Employers share their plans for rest of 2010

Pin It

At the risk of sounding old, can you believe we’ve already gone through half of 2010? I feel as though we were just talking about what to expect in the first and second quarters of this year. Yet, here we are looking at the second half of 2010 in the recently released Job Forecast from CareerBuilder and USA Today.

As you might expect, employers are cautiously optimistic when it comes to hiring. Between July and December, 41 percent of surveyed hiring managers plan to hire new employees. Approximately 20 percent of hiring managers plan to hire full-time, permanent employees in the third quarters, which is similar to figures in both the first and second quarter of this year.

What does this mean? Simply, don’t expect a hiring sea change in the next three months. Employers have held a consistent approach to hiring this year and plan to continue. Although everyone (employers and job seekers alike) would like to see a boom in new workers, take heart that companies aren’t looking just to boost their payrolls momentarily and then have to downsize — they’re looking to fill positions for the long haul.

However, for those of you looking for work, here are the sectors where employers plan to begin hiring. Note that the focus is on positions that bring in revenue for the company:

  • Customer service (25 percent of hiring managers)
  • Sales (22 percent)
  • Information technology (18 percent)
  • Administrative (13 percent)
  • Business development (10 percent)
  • Accounting/Finance (10 percent)

What to expect for the rest of 2010:

1. Emerging jobs: Much of the year’s hiring will be in positions that either didn’t exist a few years ago or weren’t in high demand until recently. According to the survey, 24 percent of hiring managers will recruit for jobs in social media, green energy,  cybersecurity, global relations and health-care reform.

2. Employees jumping ship: Some human-resources professionals worry that an improving economy could mean their top performers will leave in pursuit of another job. Fifty-six percent fear their top talent will leave, and the survey finds that 29 percent of workers do plan to change jobs when the economy is in better shape.

3. Skilled labor is still hard to find: Although the job market has no shortage of applicants, it does have a shortage of qualified workers, according to employers. Twenty-two percent of employers report that they are having difficulty filling positions with qualified candidates. IT, customer service and communications are suffering from a shortage of qualified workers, hiring managers say.

Looking ahead at Q3:
Most job seekers want to know three things: Is anyone hiring? Where are they located? How much will they pay?

Is anyone hiring?

Yes! Although most employers don’t plan to hire new employees, approximately one-fifth do.

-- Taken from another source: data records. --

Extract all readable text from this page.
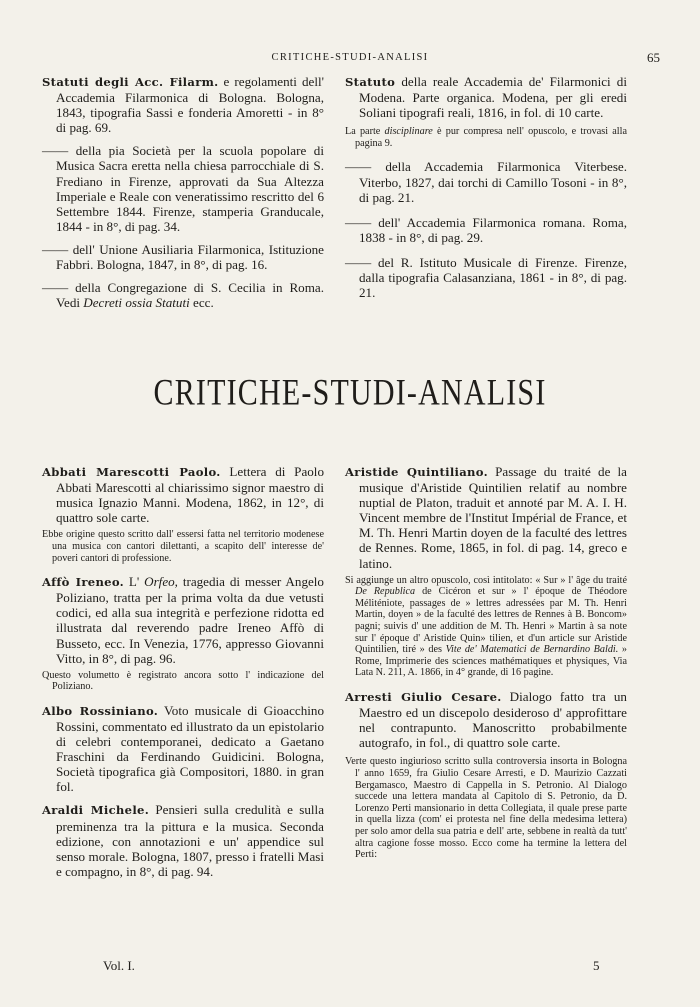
CRITICHE-STUDI-ANALISI	65
Statuti degli Acc. Filarm. e regolamenti dell' Accademia Filarmonica di Bologna. Bologna, 1843, tipografia Sassi e fonderia Amoretti - in 8° di pag. 69.
—— della pia Società per la scuola popolare di Musica Sacra eretta nella chiesa parrocchiale di S. Frediano in Firenze, approvati da Sua Altezza Imperiale e Reale con veneratissimo rescritto del 6 Settembre 1844. Firenze, stamperia Granducale, 1844 - in 8°, di pag. 34.
—— dell' Unione Ausiliaria Filarmonica, Istituzione Fabbri. Bologna, 1847, in 8°, di pag. 16.
—— della Congregazione di S. Cecilia in Roma. Vedi Decreti ossia Statuti ecc.
Statuto della reale Accademia de' Filarmonici di Modena. Parte organica. Modena, per gli eredi Soliani tipografi reali, 1816, in fol. di 10 carte.
La parte disciplinare è pur compresa nell' opuscolo, e trovasi alla pagina 9.
—— della Accademia Filarmonica Viterbese. Viterbo, 1827, dai torchi di Camillo Tosoni - in 8°, di pag. 21.
—— dell' Accademia Filarmonica romana. Roma, 1838 - in 8°, di pag. 29.
—— del R. Istituto Musicale di Firenze. Firenze, dalla tipografia Calasanziana, 1861 - in 8°, di pag. 21.
CRITICHE-STUDI-ANALISI
Abbati Marescotti Paolo. Lettera di Paolo Abbati Marescotti al chiarissimo signor maestro di musica Ignazio Manni. Modena, 1862, in 12°, di quattro sole carte.
Ebbe origine questo scritto dall' essersi fatta nel territorio modenese una musica con cantori dilettanti, a scapito dell' interesse de' poveri cantori di professione.
Affò Ireneo. L' Orfeo, tragedia di messer Angelo Poliziano, tratta per la prima volta da due vetusti codici, ed alla sua integrità e perfezione ridotta ed illustrata dal reverendo padre Ireneo Affò di Busseto, ecc. In Venezia, 1776, appresso Giovanni Vitto, in 8°, di pag. 96.
Questo volumetto è registrato ancora sotto l' indicazione del Poliziano.
Albo Rossiniano. Voto musicale di Gioacchino Rossini, commentato ed illustrato da un epistolario di celebri contemporanei, dedicato a Gaetano Fraschini da Ferdinando Guidicini. Bologna, Società tipografica già Compositori, 1880. in gran fol.
Araldi Michele. Pensieri sulla credulità e sulla preminenza tra la pittura e la musica. Seconda edizione, con annotazioni e un' appendice sul senso morale. Bologna, 1807, presso i fratelli Masi e compagno, in 8°, di pag. 94.
Aristide Quintiliano. Passage du traité de la musique d'Aristide Quintilien relatif au nombre nuptial de Platon, traduit et annoté par M. A. I. H. Vincent membre de l'Institut Impérial de France, et M. Th. Henri Martin doyen de la faculté des lettres de Rennes. Rome, 1865, in fol. di pag. 14, greco e latino.
Si aggiunge un altro opuscolo, così intitolato: « Sur » l' âge du traité De Republica de Cicéron et sur » l' époque de Théodore Méliténiote, passages de » lettres adressées par M. Th. Henri Martin, doyen » de la faculté des lettres de Rennes à B. Boncom» pagni; suivis d' une addition de M. Th. Henri » Martin à sa note sur l' époque d' Aristide Quin» tilien, et d'un article sur Aristide Quintilien, tiré » des Vite de' Matematici de Bernardino Baldi. » Rome, Imprimerie des sciences mathématiques et physiques, Via Lata N. 211, A. 1866, in 4° grande, di 16 pagine.
Arresti Giulio Cesare. Dialogo fatto tra un Maestro ed un discepolo desideroso d' approfittare nel contrapunto. Manoscritto probabilmente autografo, in fol., di quattro sole carte.
Verte questo ingiurioso scritto sulla controversia insorta in Bologna l' anno 1659, fra Giulio Cesare Arresti, e D. Maurizio Cazzati Bergamasco, Maestro di Cappella in S. Petronio. Al Dialogo succede una lettera mandata al Capitolo di S. Petronio, da D. Lorenzo Perti mansionario in detta Collegiata, il quale prese parte in quella lizza (com' ei protesta nel fine della medesima lettera) per solo amor della sua patria e dell' arte, sebbene in realtà da tutt' altra cagione fosse mosso. Ecco come ha termine la lettera del Perti:
Vol. I.	5
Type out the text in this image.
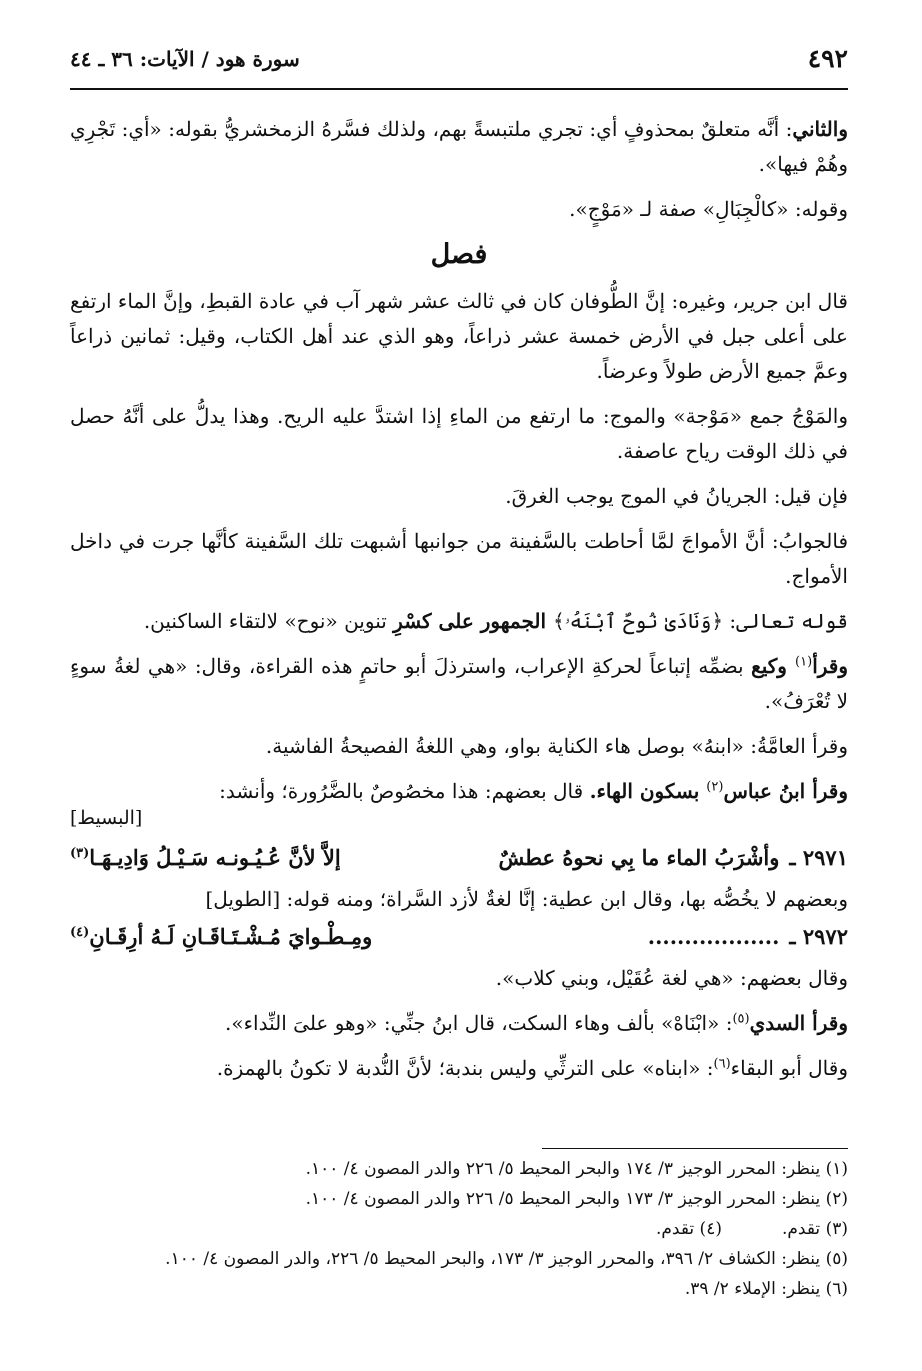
٤٩٢
سورة هود / الآيات: ٣٦ ـ ٤٤

والثاني: أنَّه متعلقٌ بمحذوفٍ أي: تجري ملتبسةً بهم، ولذلك فسَّرهُ الزمخشريُّ بقوله: «أي: تَجْرِي وهُمْ فيها».

وقوله: «كالْجِبَالِ» صفة لـ «مَوْجٍ».

فصل

قال ابن جرير، وغيره: إنَّ الطُّوفان كان في ثالث عشر شهر آب في عادة القبطِ، وإنَّ الماء ارتفع على أعلى جبل في الأرض خمسة عشر ذراعاً، وهو الذي عند أهل الكتاب، وقيل: ثمانين ذراعاً وعمَّ جميع الأرض طولاً وعرضاً.

والمَوْجُ جمع «مَوْجة» والموج: ما ارتفع من الماءِ إذا اشتدَّ عليه الريح. وهذا يدلُّ على أنَّهُ حصل في ذلك الوقت رياح عاصفة.

فإن قيل: الجريانُ في الموج يوجب الغرقَ.

فالجوابُ: أنَّ الأمواجَ لمَّا أحاطت بالسَّفينة من جوانبها أشبهت تلك السَّفينة كأنَّها جرت في داخل الأمواج.

قوله تعالى: ﴿وَنَادَىٰ نُوحٌ ٱبْنَهُۥ﴾ الجمهور على كسْرِ تنوين «نوح» لالتقاء الساكنين.

وقرأ$^{(١)}$ وكيع بضمِّه إتباعاً لحركةِ الإعراب، واسترذلَ أبو حاتمٍ هذه القراءة، وقال: «هي لغةُ سوءٍ لا تُعْرَفُ».

وقرأ العامَّةُ: «ابنهُ» بوصل هاء الكناية بواو، وهي اللغةُ الفصيحةُ الفاشية.

وقرأ ابنُ عباس$^{(٢)}$ بسكون الهاء. قال بعضهم: هذا مخصُوصٌ بالضَّرُورة؛ وأنشد:

[البسيط]

٢٩٧١ ـ
وأشْرَبُ الماء ما بِي نحوهُ عطشٌ
إلاَّ لأنَّ عُـيُـونـه سَـيْـلُ وَادِيـهَـا$^{(٣)}$

وبعضهم لا يخُصُّه بها، وقال ابن عطية: إنَّا لغةٌ لأزد السَّراة؛ ومنه قوله: [الطويل]

٢٩٧٢ ـ
..................
ومِـطْـوايَ مُـشْـتَـاقَـانِ لَـهُ أرِقَـانِ$^{(٤)}$

وقال بعضهم: «هي لغة عُقَيْل، وبني كلاب».

وقرأ السدي$^{(٥)}$: «ابْنَاهْ» بألف وهاء السكت، قال ابنُ جنِّي: «وهو علىَ النِّداء».

وقال أبو البقاء$^{(٦)}$: «ابناه» على الترثِّي وليس بندبة؛ لأنَّ النُّدبة لا تكونُ بالهمزة.

(١) ينظر: المحرر الوجيز ٣/ ١٧٤ والبحر المحيط ٥/ ٢٢٦ والدر المصون ٤/ ١٠٠.

(٢) ينظر: المحرر الوجيز ٣/ ١٧٣ والبحر المحيط ٥/ ٢٢٦ والدر المصون ٤/ ١٠٠.

(٣) تقدم.(٤) تقدم.

(٥) ينظر: الكشاف ٢/ ٣٩٦، والمحرر الوجيز ٣/ ١٧٣، والبحر المحيط ٥/ ٢٢٦، والدر المصون ٤/ ١٠٠.

(٦) ينظر: الإملاء ٢/ ٣٩.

  • 21 percent of employers will add full-time, permanent  employees.
  • 8 percent plan to downsize.
  • 65 percent don’t expect a change in  head count.

Where are they hiring?
Hiring seems to be occurring at the same pace throughout the country.

  • 22 percent of Western employers intend to add full-time, permanent workers.
  • 21 percent of Northeastern and Midwestern employees say the same.
  • 20 percent of Southern employers have the same plan.

How much are they paying?
While many employers don’t foresee any salary raises or cuts, some do. However, most employers who will be giving raises expect them to be  moderate.

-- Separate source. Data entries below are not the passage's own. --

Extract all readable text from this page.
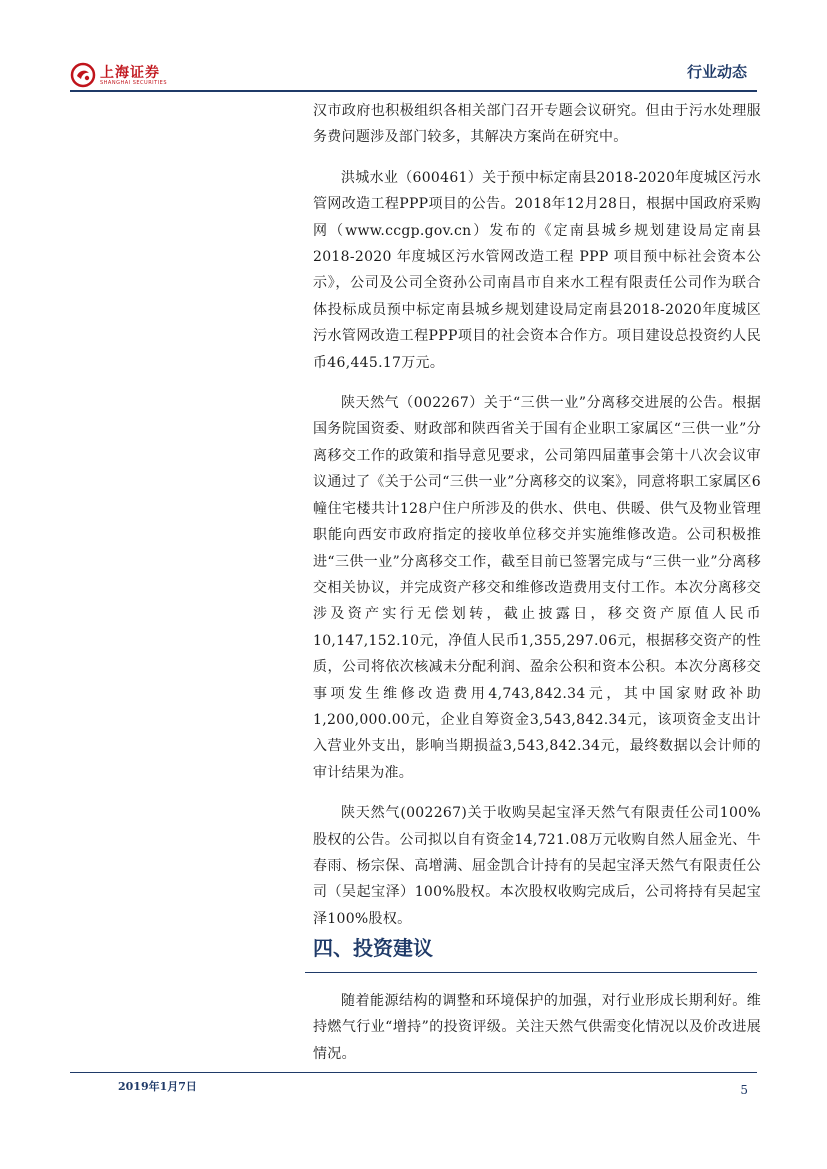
上海证券
SHANGHAI SECURITIES
行业动态

汉市政府也积极组织各相关部门召开专题会议研究。但由于污水处理服务费问题涉及部门较多，其解决方案尚在研究中。

洪城水业（600461）关于预中标定南县2018-2020年度城区污水管网改造工程PPP项目的公告。2018年12月28日，根据中国政府采购网（www.ccgp.gov.cn）发布的《定南县城乡规划建设局定南县2018-2020 年度城区污水管网改造工程 PPP 项目预中标社会资本公示》，公司及公司全资孙公司南昌市自来水工程有限责任公司作为联合体投标成员预中标定南县城乡规划建设局定南县2018-2020年度城区污水管网改造工程PPP项目的社会资本合作方。项目建设总投资约人民币46,445.17万元。

陕天然气（002267）关于“三供一业”分离移交进展的公告。根据国务院国资委、财政部和陕西省关于国有企业职工家属区“三供一业”分离移交工作的政策和指导意见要求，公司第四届董事会第十八次会议审议通过了《关于公司“三供一业”分离移交的议案》，同意将职工家属区6幢住宅楼共计128户住户所涉及的供水、供电、供暖、供气及物业管理职能向西安市政府指定的接收单位移交并实施维修改造。公司积极推进“三供一业”分离移交工作，截至目前已签署完成与“三供一业”分离移交相关协议，并完成资产移交和维修改造费用支付工作。本次分离移交涉及资产实行无偿划转，截止披露日，移交资产原值人民币10,147,152.10元，净值人民币1,355,297.06元，根据移交资产的性质，公司将依次核减未分配利润、盈余公积和资本公积。本次分离移交事项发生维修改造费用4,743,842.34元，其中国家财政补助1,200,000.00元，企业自筹资金3,543,842.34元，该项资金支出计入营业外支出，影响当期损益3,543,842.34元，最终数据以会计师的审计结果为准。

陕天然气(002267)关于收购吴起宝泽天然气有限责任公司100%股权的公告。公司拟以自有资金14,721.08万元收购自然人屈金光、牛春雨、杨宗保、高增满、屈金凯合计持有的吴起宝泽天然气有限责任公司（吴起宝泽）100%股权。本次股权收购完成后，公司将持有吴起宝泽100%股权。

四、投资建议

随着能源结构的调整和环境保护的加强，对行业形成长期利好。维持燃气行业“增持”的投资评级。关注天然气供需变化情况以及价改进展情况。

2019年1月7日	5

  • 42 percent of employers do not plan any change in salary levels.
  • 31 percent expect to see an increase of 1 to 3 percent.
  • 12 percent plan increases between 4 and 10 percent.
  • 1 percent expect an increase of 11 percent or more.

What do workers think?
The recession has caused many workers to re-evaluate their situations, from expenses to education to employment. The economic troubles of the past two years have not been kind to some companies, as 25 percent of workers admit to having a worse opinion of their employers as a result of the Great Recession. On the other hand, 14 percent have a better opinion and 61 percent have unchanged views.

Why do workers want to leave?
As mentioned above, 25 percent of workers plan to leave their organizations in the next 12 months. Why?

  • 30 percent of workers blame the recession. They feel overworked, the climate has changed, and resentment lingers from layoffs.
  • 33 percent of workers believe they are overqualified for their positions.
  • 23 percent of workers are not interested in their work.

Of course, you might not be surprised to learn that the No. 1 reason employees would stick around is an increase in salary. If that’s not an option, employee recognition will do.

You can read more in the complete forecast here. Do you agree with what employers say or do you see a different future in the coming months? Let us know.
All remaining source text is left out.